The catalytic sites of 20S proteasomes and their role in subunit maturation:: A mutational and crystallographic study

We present a biochemical and crystallographic characterization of active site mutants of the yeast 20S proteasome with the aim to characterize substrate cleavage specificity, subunit intermediate processing, and maturation. beta 1(Pre3), beta 2(Pup1), and beta 5(Pre2) are responsible for the postacidic, tryptic, and chymotryptic activity, respectively.
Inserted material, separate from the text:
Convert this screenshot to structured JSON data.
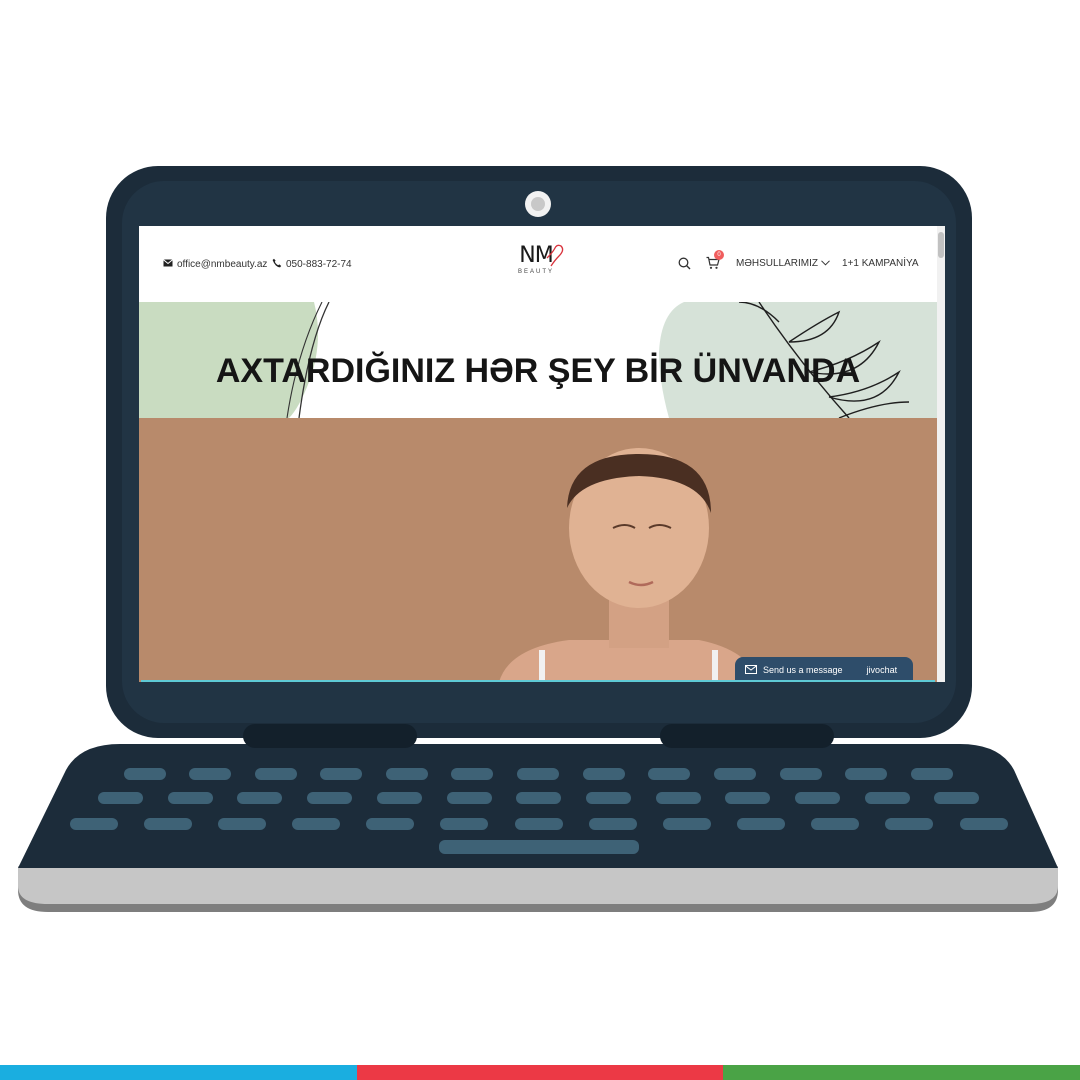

The maturation of active subunits is independent of the presence of other active subunits and occurs by intrasubunit autolysis. The propeptides of beta 6(Pre7) and beta 7(Pre4) are intermediately processed to their final forms by beta 2(Pup1) in the wild-type enzyme and by beta 5(Pre2) and beta 1(Pre3) in the beta 2(Pup1) inactive mutants. A role of the propeptide of beta 1(Pre3) is to prevent acetylation and thereby inactivation. A gallery of proteasome mutants that contain active site residues in the context of the inactive subunits beta 3(Pup3), beta 6(Pre7), and beta 7(Pre4) show that the presence of Gly-1, Thr1, Asp17, Lys33, Ser129, Asp166, and Ser169 is not sufficient to generate activity.